Les cantonales poussent au changement
Les élections cantonales ont exprimé un très fort désir de changement. Les Français ne veulent plus de Sarkozy et l’ont exprimé de toutes les manières possibles : majorité pour la gauche, sanction de l’UMP, vote FN, abstention.
La gauche a partout progressé en voix et en sièges. Aux 58 départements qu’elle dirige, s’ajoutent désormais les Pyrénées Atlantiques, le Jura, la Réunion, et Mayotte, la Loire et la Savoie restant indécis. Avec 36% des suffrages, le Parti socialiste confirme sa place de premier parti de France mais ses alliés d’Europe écologie et du Front de gauche enregistrent également des gains significatifs. C’est le fruit de notre union. Chaque fois que nous avons dépassé nos différences, nous avons gagné. Cette discipline électorale a été particulièrement efficace face au Front national. Les 212 duels du second tour ont tous été remportés haut la main avec de surcroît une participation en hausse.
Plus inquiétante, est la porosité grandissante entre les électorats du FN et de l’UMP. L’enceinte de confinement qui séparait le camp républicain de l’extrême –droite s’est fissurée et produit un magma idéologique où la droite de gouvernement emprunte les thèmes du FN et réciproquement, à tel point que Sarkozy et Le Pen deviennent interchangeables pour une partie de l’électorat conservateur. En 2007, cela avait profité à Sarkozy. On pressent qu’en 2012 c’est Marine le Pen qui en sera bénéficiaire, avec à terme le risque que la droite se réorganise autour d’elle comme cela se produit dans d’autres démocraties européennes (Pays-Bas, Autriche, Italie…).

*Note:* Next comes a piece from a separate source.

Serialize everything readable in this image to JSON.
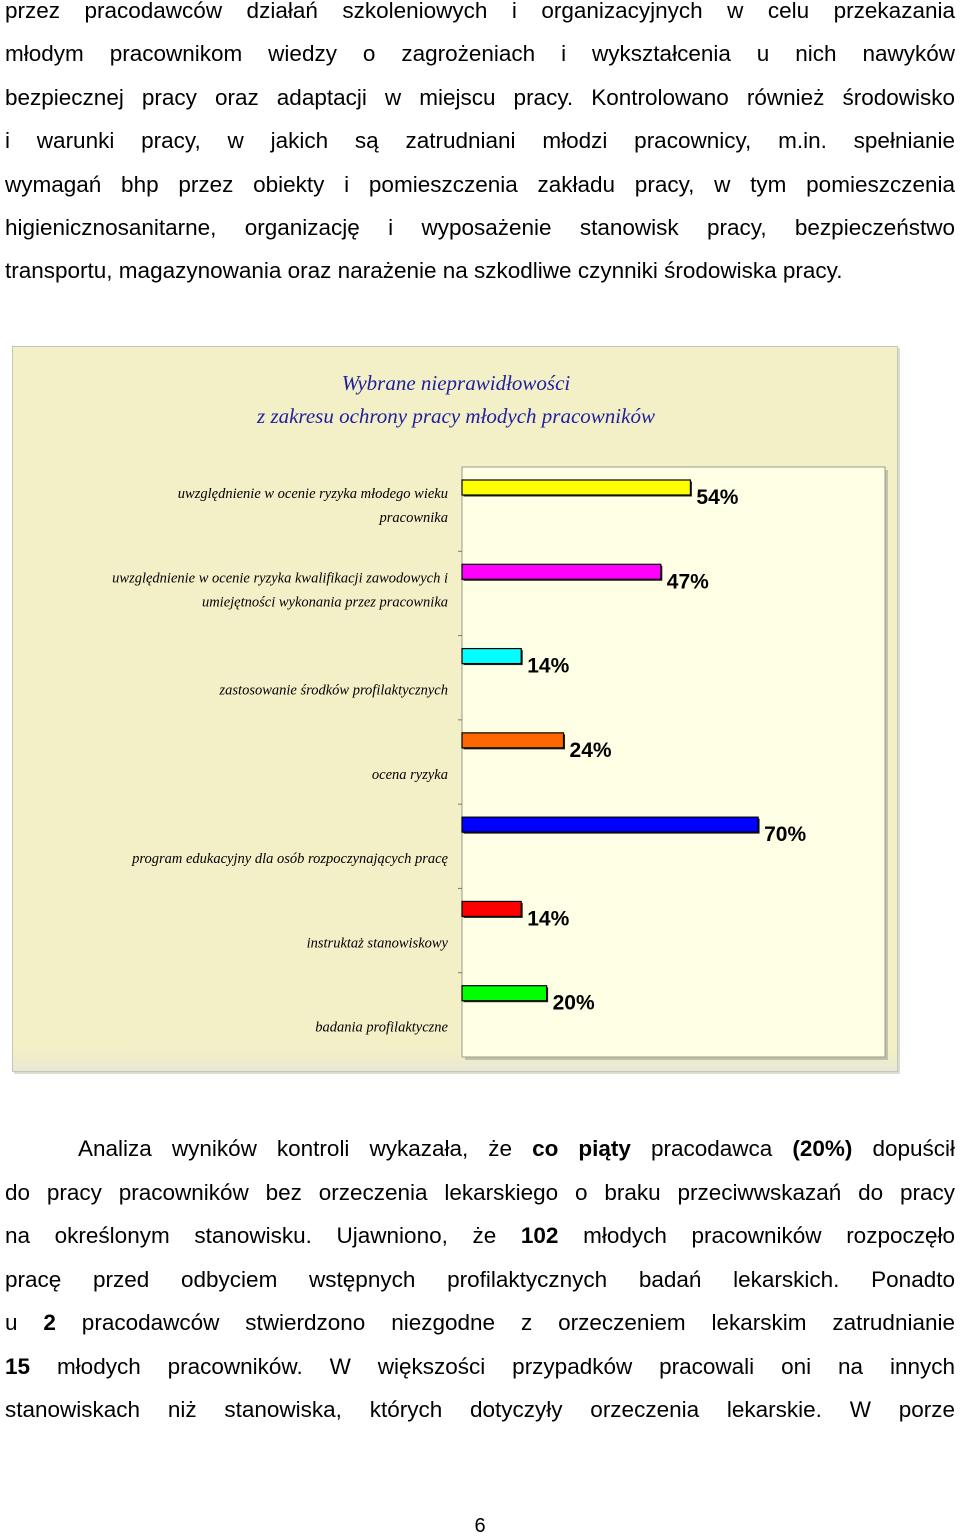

La droite semble ne tirer aucune leçon de cet électrochoc, ni sur sa politique ni sur sa stratégie électorale. La direction de l’UMP fait penser à la direction de Tepco dans la catastrophe nucléaire de Fukushima. Elle a joué avec le feu et quand la catastrophe arrive, elle affirme que tout est sous contrôle.
Pour la gauche, ce scrutin est un encouragement mais comporte encore un certain nombre d’hypothèques sur le chemin de la présidentielle.
La première concerne l’abstention record.
Il nous faut vaincre la défiance des Français dans la capacité des partis de gouvernement à sortir le pays de son déclin Le sarkozysme a échoué parce qu’il reposait sur le chacun pour soi et l’addition des peurs. Le grand défi de la gauche est de remettre la République à l’endroit, de reconstruire le pacte social pour redonner aux Français l’envie de se dépasser individuellement et collectivement. Concrètement, cela veut dire remettre partout de la justice sociale dans les réformes comme dans la répartition des efforts et des gains. C’est la colonne vertébrale du projet que nous présenterons le 5 avril.
En second lieu, il nous faut construire un dialogue de vérité avec les Français. Nos primaires doivent être l’occasion d’installer nos propositions au cœur du débat politique. La présidentielle a toujours été gagnée par celui qui impose ses thèmes et sa vision.
Enfin il nous faut parachever la construction d’une gauche de solidarité qui assume ensemble toutes les charges du pays, les bonnes comme les mauvaises. Ce que nous faisons dans les collectivités locales doit être exemplaire de ce que nous ferons à la tête de l’Etat.
Les cantonales ont exprimé un rejet de la droite. La présidentielle se gagnera sur l’adhésion.